Вот тогда-то и увидели они с Егором сквозь вагонные окошки и двери теплушек, что такое Россия и какая она во весь свой рост… Между прочим, в том месте, где смешной по нынешним меркам пароходик «Колумб» с гребным колесом за кормой причалил когда-то к берегу у амурского села Пермского, теперь на диком камне вырублена надпись, что так, мол, и так: здесь-то как раз и высадились первые строители Комсомольска. А еще чуть подальше стоят нынче на городской площади отлитые из металла парень с девушкой — не в ихнюю, конечно, персональную честь; но когда гуляют они иногда с Егором по той площади, то рассуждают примерно так, что и они какими-то дольками, кусочками, частицами металла остались в этом памятнике.
…Дымовы шли логами, почти не разговаривая. Он много курил. Она думала о своем. И только когда показались Савали, Дарья изумленно охнула. И еще раздался ее слабый, тоненький всхлип. Дымов засопел, что раньше означало бы недовольство, а теперь совсем иное, может быть, даже желание погасить внезапно навалившуюся слабость, но ему это не удалось. И губы его снова задрожали:
— Вот те и… Савали…
— Ох…
— Чего ты плачешь?..
— А ты чего?.. Шляпу-то надел бы, — сказала Дарья, вытирая слезу маленьким кулачком.
— Может, не надо? Жарко ведь…
— Надень. Зачем деньги-то тратили? Надень…
Дымов кашлянул, засопел, но, однако, остановился, раскрыл чемодан и достал светло-серую шляпу. Она лежала в чемодане, а сам-то Дымов ехал из дому в кепке, потому что никогда шляп не носил. Эту, светло-серую, они по настоянию Дарьи купили уже в Вятских Полянах, в станционной галантерейной лавке.
…Она очень изменилась, их деревня, за тридцать лет: не видели Дымовы многих старых знакомых изб, появились новые — под тесовыми крышами да под шифером. На единственной улице деревни, спускавшейся по пологому склону холма к ручью, было пустынно. По улице бродили куры, кое-где розовели на солнцепеке ленивые поросята. За холмом тарахтел трактор, мычали коровы.
Дом Кондрата Ивановича, своего тестя, Дымов узнал сразу. И хотя его не единожды, наверное, обновляли, все выглядело почти по-прежнему: и резные наличники, и добротные ворота, и забор. И даже бревно возле завалинки, казалось, лежало с тех самых пор, как они уехали из деревни…
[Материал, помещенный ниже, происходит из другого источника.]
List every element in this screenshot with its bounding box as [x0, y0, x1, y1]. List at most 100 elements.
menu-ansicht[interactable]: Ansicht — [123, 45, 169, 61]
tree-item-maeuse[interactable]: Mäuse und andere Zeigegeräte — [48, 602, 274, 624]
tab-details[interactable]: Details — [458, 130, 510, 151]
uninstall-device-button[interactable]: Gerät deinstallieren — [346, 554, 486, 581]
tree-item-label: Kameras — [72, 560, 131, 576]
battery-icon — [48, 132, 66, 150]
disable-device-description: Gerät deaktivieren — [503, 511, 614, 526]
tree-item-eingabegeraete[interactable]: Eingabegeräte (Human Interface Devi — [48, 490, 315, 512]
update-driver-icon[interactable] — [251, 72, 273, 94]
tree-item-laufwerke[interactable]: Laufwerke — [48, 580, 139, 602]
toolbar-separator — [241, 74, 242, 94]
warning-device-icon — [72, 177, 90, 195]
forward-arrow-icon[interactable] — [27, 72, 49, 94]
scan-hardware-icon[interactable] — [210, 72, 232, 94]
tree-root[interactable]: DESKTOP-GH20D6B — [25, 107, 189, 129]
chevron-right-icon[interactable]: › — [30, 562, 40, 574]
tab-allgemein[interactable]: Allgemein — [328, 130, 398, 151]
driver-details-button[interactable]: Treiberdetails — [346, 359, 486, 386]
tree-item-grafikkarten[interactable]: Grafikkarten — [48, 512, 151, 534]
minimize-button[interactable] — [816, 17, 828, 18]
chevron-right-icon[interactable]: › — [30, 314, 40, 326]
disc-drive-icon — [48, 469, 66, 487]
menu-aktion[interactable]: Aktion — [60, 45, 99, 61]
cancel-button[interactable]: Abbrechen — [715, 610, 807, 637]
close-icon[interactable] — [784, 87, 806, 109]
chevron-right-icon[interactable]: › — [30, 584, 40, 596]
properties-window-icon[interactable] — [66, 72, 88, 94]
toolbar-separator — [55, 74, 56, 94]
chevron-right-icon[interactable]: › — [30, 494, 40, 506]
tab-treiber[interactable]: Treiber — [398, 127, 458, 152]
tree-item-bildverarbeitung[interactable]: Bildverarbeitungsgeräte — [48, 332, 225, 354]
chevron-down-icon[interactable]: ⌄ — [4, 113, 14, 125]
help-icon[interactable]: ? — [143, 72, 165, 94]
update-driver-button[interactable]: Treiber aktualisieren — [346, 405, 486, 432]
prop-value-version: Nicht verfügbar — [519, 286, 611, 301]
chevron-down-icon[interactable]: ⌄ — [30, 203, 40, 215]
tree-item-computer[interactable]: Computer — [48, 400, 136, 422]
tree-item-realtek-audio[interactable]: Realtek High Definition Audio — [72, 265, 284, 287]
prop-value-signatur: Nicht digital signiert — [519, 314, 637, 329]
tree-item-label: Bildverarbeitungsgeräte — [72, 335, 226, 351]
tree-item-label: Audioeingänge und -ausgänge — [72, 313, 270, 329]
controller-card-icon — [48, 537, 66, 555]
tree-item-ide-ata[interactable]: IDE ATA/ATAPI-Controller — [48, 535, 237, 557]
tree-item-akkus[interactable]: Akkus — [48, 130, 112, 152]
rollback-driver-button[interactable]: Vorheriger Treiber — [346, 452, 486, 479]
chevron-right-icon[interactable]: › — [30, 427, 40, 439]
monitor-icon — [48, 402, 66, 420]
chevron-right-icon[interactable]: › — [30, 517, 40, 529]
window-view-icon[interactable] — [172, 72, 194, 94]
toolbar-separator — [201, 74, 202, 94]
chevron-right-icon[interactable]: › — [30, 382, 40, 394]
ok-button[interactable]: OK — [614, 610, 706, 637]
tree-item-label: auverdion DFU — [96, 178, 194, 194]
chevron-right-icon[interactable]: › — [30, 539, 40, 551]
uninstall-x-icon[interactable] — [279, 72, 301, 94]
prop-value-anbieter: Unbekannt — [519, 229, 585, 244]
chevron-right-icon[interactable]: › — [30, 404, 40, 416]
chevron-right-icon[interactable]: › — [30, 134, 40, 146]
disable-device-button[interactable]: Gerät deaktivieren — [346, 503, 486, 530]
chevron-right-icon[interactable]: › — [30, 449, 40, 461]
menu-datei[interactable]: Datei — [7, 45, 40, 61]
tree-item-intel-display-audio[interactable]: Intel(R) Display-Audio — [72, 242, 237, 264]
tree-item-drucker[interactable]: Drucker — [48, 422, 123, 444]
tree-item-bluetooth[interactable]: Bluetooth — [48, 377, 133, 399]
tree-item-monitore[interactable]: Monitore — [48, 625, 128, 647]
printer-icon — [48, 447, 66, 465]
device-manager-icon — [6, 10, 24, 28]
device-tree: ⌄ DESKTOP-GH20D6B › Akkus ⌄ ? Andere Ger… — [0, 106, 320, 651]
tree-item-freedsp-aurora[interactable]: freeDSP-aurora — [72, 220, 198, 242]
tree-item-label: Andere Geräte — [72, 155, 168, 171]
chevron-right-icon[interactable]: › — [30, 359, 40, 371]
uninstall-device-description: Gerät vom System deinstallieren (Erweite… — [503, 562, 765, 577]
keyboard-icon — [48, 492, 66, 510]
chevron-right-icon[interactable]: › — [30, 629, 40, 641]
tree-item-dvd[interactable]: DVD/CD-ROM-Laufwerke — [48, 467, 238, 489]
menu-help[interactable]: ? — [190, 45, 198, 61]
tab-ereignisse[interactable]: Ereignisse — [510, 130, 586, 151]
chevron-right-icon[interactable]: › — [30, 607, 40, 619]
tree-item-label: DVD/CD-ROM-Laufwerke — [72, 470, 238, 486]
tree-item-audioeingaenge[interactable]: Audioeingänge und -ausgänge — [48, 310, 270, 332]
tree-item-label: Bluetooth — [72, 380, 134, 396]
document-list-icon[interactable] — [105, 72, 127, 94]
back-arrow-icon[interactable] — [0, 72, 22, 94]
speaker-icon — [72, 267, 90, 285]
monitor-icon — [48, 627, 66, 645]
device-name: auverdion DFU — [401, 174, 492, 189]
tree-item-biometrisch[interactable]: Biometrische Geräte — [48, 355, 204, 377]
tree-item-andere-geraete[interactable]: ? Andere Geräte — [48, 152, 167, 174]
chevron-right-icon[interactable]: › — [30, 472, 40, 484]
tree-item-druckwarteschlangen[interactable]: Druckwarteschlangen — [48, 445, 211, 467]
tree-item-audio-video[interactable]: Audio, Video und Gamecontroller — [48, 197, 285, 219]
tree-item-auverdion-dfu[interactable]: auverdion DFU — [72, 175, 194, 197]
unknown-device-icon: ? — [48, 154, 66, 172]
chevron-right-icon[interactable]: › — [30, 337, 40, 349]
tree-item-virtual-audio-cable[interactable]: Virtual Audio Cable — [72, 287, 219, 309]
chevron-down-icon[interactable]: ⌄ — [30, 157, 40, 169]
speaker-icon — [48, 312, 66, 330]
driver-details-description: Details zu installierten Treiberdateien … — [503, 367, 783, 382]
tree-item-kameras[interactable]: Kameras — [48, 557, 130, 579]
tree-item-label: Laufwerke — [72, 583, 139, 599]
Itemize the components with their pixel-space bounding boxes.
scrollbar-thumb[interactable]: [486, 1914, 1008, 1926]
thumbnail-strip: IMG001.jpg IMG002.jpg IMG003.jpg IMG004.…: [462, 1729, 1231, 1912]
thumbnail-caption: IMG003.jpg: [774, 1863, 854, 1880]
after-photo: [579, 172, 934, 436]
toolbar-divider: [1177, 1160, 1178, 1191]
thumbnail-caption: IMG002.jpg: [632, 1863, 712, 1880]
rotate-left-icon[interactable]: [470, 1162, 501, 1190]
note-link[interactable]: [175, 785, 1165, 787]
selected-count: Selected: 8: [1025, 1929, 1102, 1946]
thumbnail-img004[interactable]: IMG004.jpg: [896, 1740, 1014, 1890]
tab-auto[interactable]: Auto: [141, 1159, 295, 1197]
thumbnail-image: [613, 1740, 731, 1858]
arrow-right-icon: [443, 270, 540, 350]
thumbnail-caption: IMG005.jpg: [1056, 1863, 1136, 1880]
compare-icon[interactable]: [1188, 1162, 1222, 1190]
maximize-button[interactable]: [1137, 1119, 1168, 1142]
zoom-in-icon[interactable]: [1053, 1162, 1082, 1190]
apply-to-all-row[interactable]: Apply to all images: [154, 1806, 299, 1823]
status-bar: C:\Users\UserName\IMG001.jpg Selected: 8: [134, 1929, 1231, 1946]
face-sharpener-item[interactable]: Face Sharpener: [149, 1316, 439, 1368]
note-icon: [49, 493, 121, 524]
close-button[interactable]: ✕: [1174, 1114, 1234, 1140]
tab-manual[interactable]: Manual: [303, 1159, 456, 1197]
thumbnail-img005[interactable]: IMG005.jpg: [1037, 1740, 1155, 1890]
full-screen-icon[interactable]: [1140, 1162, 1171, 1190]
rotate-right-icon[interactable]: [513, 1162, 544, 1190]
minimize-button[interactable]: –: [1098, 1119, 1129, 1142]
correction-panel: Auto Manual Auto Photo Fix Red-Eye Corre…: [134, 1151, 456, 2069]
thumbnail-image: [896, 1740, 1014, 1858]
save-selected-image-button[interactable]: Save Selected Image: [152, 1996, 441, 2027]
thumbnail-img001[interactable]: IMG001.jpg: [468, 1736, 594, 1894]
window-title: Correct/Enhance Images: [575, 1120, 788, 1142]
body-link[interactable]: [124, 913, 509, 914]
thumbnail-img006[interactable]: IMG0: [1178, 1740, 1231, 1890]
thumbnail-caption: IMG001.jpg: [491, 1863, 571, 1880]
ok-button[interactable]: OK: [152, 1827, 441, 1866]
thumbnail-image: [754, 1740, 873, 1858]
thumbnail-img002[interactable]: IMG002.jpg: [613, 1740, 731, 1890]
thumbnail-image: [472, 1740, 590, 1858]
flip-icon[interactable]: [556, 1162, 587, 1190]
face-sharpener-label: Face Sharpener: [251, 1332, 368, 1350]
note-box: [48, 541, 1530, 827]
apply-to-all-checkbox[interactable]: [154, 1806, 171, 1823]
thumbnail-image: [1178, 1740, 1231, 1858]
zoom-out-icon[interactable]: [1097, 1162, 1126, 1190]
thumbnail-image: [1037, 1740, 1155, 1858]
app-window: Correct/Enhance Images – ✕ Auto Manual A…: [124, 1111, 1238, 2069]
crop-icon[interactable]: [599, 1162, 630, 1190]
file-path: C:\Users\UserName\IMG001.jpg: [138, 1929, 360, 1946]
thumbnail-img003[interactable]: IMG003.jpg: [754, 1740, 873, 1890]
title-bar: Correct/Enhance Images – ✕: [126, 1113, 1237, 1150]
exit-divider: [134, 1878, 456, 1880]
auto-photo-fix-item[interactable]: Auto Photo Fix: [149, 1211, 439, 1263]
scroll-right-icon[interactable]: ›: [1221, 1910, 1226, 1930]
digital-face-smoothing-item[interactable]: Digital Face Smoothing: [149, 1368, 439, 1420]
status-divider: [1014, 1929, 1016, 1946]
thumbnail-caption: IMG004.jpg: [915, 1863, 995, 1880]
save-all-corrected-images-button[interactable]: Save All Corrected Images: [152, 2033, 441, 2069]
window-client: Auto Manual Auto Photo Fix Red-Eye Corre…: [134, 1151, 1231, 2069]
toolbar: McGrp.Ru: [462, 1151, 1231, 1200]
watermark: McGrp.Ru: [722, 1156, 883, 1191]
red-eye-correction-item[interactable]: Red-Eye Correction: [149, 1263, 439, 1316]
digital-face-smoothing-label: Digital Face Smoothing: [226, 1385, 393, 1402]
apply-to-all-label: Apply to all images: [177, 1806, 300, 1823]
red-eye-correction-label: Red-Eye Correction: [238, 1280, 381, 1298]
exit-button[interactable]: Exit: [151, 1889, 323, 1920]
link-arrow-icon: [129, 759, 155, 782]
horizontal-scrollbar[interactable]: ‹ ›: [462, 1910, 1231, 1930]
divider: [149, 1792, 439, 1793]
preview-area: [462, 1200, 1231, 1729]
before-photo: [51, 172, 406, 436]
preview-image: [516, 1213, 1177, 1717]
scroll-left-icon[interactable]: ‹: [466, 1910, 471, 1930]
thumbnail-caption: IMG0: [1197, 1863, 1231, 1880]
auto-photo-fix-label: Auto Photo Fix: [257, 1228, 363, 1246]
И все вышло не так, как загадывали Дымовы. Все получилось проще: дернули веревочку щеколды, открыли ворота, и вот тебе — во дворе возится с топорищем дед Кондрат. Дымовым он с первого взгляда показался таким же, как в пору их молодости, разве только чуть суше стал. Длинный, сгорбленный чуть ли не в вопросительный знак, всклокоченные седые волосы, очки на медной проволоке и белая бородка клинышком, как у Калинина. И не расстался он со своей рубахой любимого серого цвета, слабо перехваченной в талии и потому спустившимся под живот тоненьким ремешком.
Услышав скрип ворот, он вскинул голову, несколько секунд смотрел на пришельцев, чуть скосив глаза, словно прикидывая в уме, сколько, скажем, будет шестью шесть. Потом вдруг бросил наземь топорище, живо вскочил, опираясь на острые колени, и протянул руки вперед.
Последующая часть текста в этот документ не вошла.